After each assessment AgrAbility writes up a report that is then turned in to a state agency, like vocational rehabilitation, to help the farmer receive funding on the new equipment and updates he or she will need to continue running the farm. AgrAbility, vocational rehab and other organizations make it possible to continue farming without a huge financial setback.

“We work together,” Hosier says. “As long as I’m able to work, I’m paying for taxes, and if I’m not working, I’m not paying taxes and they’re paying to take care of me.”

Both Hosier and Enns received assistance from vocational rehab. With the help, they have kept their farms and continue to make farming their main source of income. Enns has a secondary income from his work as a state representative. He is currently working to help AgrAbility receive more funding so it can continue to help farmers like him and Hosier.
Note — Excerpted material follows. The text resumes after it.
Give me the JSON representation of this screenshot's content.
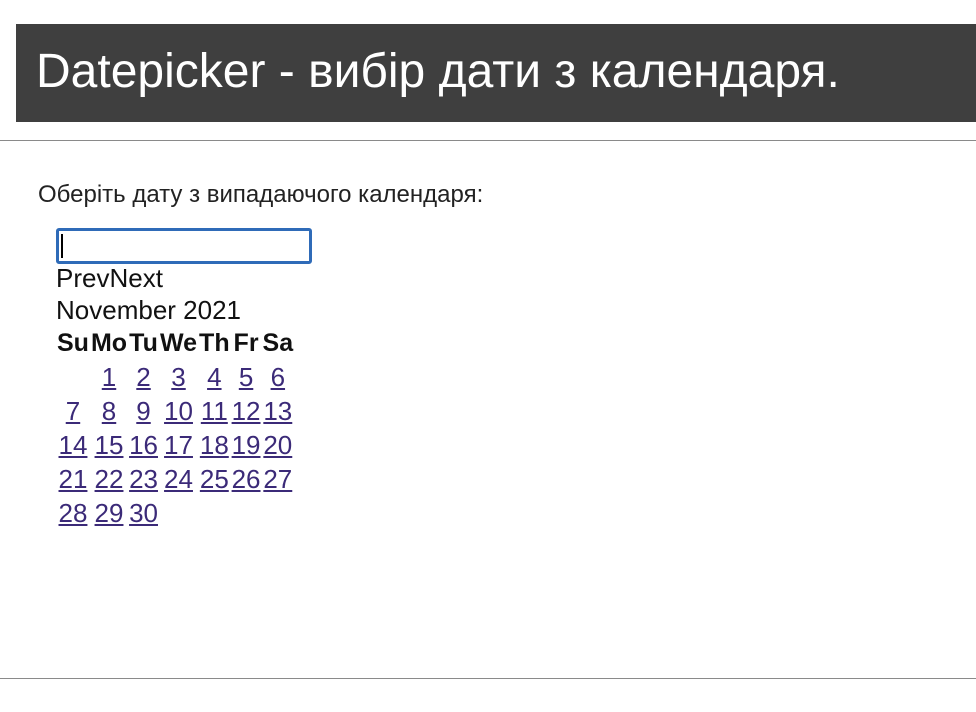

“I’ve been trying to help them through legislation as well, possibly getting some money appropriated to them through the state funds so they can do that and help more people who are in agriculture and disabled,” Enns says.

Moving Forward

AgrAbility served 1,228 farmers and ranchers with disabilities in 2012. The program regularly takes new clients while continuing to assist existing clients as new problems arise to keep everyone in agriculture, including the injured, doing what they love.

“It kept me active, my farming. I like to farm, I’m good at operating the equipment, I know what I’m doing, I enjoy it. Once I got to talking to AgrAbility and found out that we could adapt equipment over, I was willing to do it so I could continue,” Hosier says, adding that no one should be afraid to call and ask for help.

“Don’t ever give up. Just don’t quit because that tendency is there it’s like, ‘Oh well this is just too hard, you know?’ Enns says. “But honestly, if you keep getting in that mindset of ‘You know, I’m not going to quit,’ then you’re motivated to keep doing things. And even though everything you do seems to take about three times longer than whatever it used to, you’re still doing it. You’re keeping your body in shape and doing what you love to do.”